Из письма Джорджа Кингсли Генри Уэстону.
Когда дворецкий сообщил Линнет о приезде зятя, она тут же поняла, что речь не идет об обычном визите вежливости. У нее болезненно сжалось сердце в предчувствии пока неизвестной, но, вне всякого сомнения, неприятной новости. Генри поджидал ее в маленькой библиотеке. Как только она вошла, он быстро подошел к ней. При одном лишь взгляде на его усталый, изнуренный вид, темные круги под глазами, у Линнет как-то скверно засосало под ложечкой.
— Она не хочет видеть меня? — взволнованно спросил он.
— Прошу меня извинить, если вы хотите видеть мою мать, она сейчас…
— При чем здесь герцогиня, — прервал ее Генри. — Я имею в виду Диану.
Линнет недоуменно сдвинула брови.
— Дианы здесь нет. Я ее не видела с момента вашей свадьбы.
Генри взъерошил волосы на голове, которые и так были растрепаны ветром и многочасовой скачкой верхом, и задумчиво почесал затылок.
— Я был в Лондоне, куда отъехал по делам. Как вдруг получаю известие из Рейвенсфилда: Диана уехала в Суффолк. Первым делом я решил, что она отправилась к вам. Дело в том, что накануне моего отъезда… мы поссорились.
— Пожалуйста, присядьте и успокойтесь. Судя по вашему усталому виду, вы скакали всю ночь.
— С рассвета, — присаживаясь, пробормотал Генри, но в ту же минуту вскочил, словно ужаленный. — Боже мой, если она не у вас, тогда, значит, у него.
— У кого? — Линнет побледнела, вдруг догадавшись, о ком идет речь, но почти сразу отбросила эту мысль, до того она показалась ей нелепой. Чтобы Диана отправилась в гости…
— У ее отца.
— С какой стати ей ехать к нему?
Удивленный взгляд Линнет встретился с измученным взглядом Генри, в котором отражались боль и страдание.

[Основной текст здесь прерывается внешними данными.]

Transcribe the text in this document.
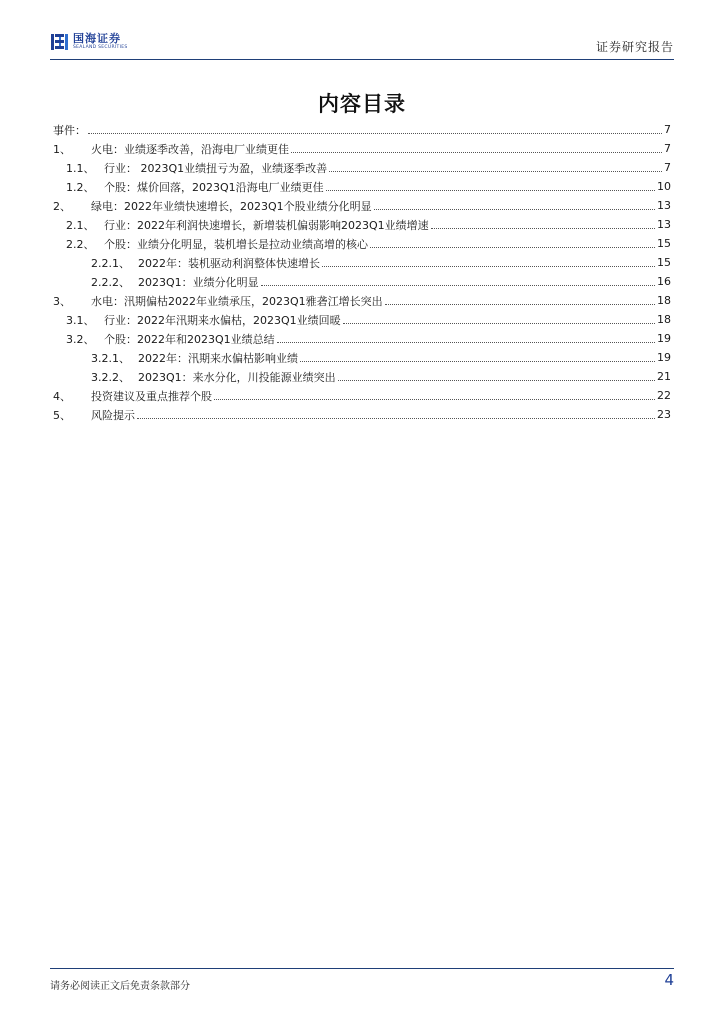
国海证券
SEALAND SECURITIES	证券研究报告
内容目录
事件：	7
1、	火电：业绩逐季改善，沿海电厂业绩更佳	7
1.1、 行业： 2023Q1业绩扭亏为盈，业绩逐季改善	7
1.2、 个股：煤价回落，2023Q1沿海电厂业绩更佳	10
2、	绿电：2022年业绩快速增长，2023Q1个股业绩分化明显	13
2.1、 行业：2022年利润快速增长，新增装机偏弱影响2023Q1业绩增速	13
2.2、 个股：业绩分化明显，装机增长是拉动业绩高增的核心	15
2.2.1、 2022年：装机驱动利润整体快速增长	15
2.2.2、 2023Q1：业绩分化明显	16
3、	水电：汛期偏枯2022年业绩承压，2023Q1雅砻江增长突出	18
3.1、 行业：2022年汛期来水偏枯，2023Q1业绩回暖	18
3.2、 个股：2022年和2023Q1业绩总结	19
3.2.1、 2022年：汛期来水偏枯影响业绩	19
3.2.2、 2023Q1：来水分化，川投能源业绩突出	21
4、	投资建议及重点推荐个股	22
5、	风险提示	23
请务必阅读正文后免责条款部分	4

— Ваш муж встречался со мной незадолго до нашей свадьбы. Он сделал мне предложение: он дарит мне лошадь-чемпиона, а взамен я устраиваю его встречу с Дианой. Я отказался наотрез, но, видимо, у него возникло свое мнение на этот счет. Он прислал мне эту лошадь. Отказаться сразу от подарка я не мог, кобыла жеребая, и обратная дорога могла причинить вред ее здоровью. Я собирался отправиться в Суоллоусдейл сразу после окончания моих дел в Лондоне с намерением купить у него эту кобылу. Вероятно, после моего отъезда Диана нашла письмо от отца и, видимо, решила, будто я женился на ней из-за корысти, с целью заполучить эту лошадь. — Вид у Генри был совершенно удрученный. — Я столько раз повторял ей, что она должна верить мне, а сам не нашел в себе мужества честно обо всем рассказать ей. Она наверняка обиделась, а может, даже разозлилась на меня. Я своими руками подтолкнул ее к столь отчаянному поступку. Но ничего, я немедленно отправляюсь туда, чтобы все ей объяснить.
— Вы едете за ней?
Генри кивнул:
— Вы не дадите мне свежую лошадь?
— Я еду с вами. — Слова слетели с языка Линнет прежде чем она успела их осознать, но интуиция говорила ей, что она поступает совершенно правильно. — До Суоллоусдейла тридцать миль. Проведем ночь в пути, а утром уже будем на месте. Пожалуйста, распорядитесь насчет кареты, а я тем временем соберусь.
— Леди Линнет, зачем вам… — начал было Генри, но теща тут же оборвала его:
— Ничего не хочу слышать. Диане, вероятно, понадобится моя помощь.
Генри молча уступил, хотя вид у него был явно недовольный. Почти всю дорогу он проспал и проснулся только на почтовой станции, где следовало поменять лошадей. Он лично выбрал самых быстрых лошадей, заплатив не только не торгуясь, но даже больше того, чем просили. Достигнув Бари-Сент-Эдмундса, последней остановки перед Суоллоусдейлом, Генри не выдержал и, схватив Линнет за руку, взмолился:
— Я окажусь там намного быстрее, если поеду верхом. Вы не обидитесь на меня, если оставлю вас с одним кучером? Отсюда до Суоллоусдейла уже рукой подать.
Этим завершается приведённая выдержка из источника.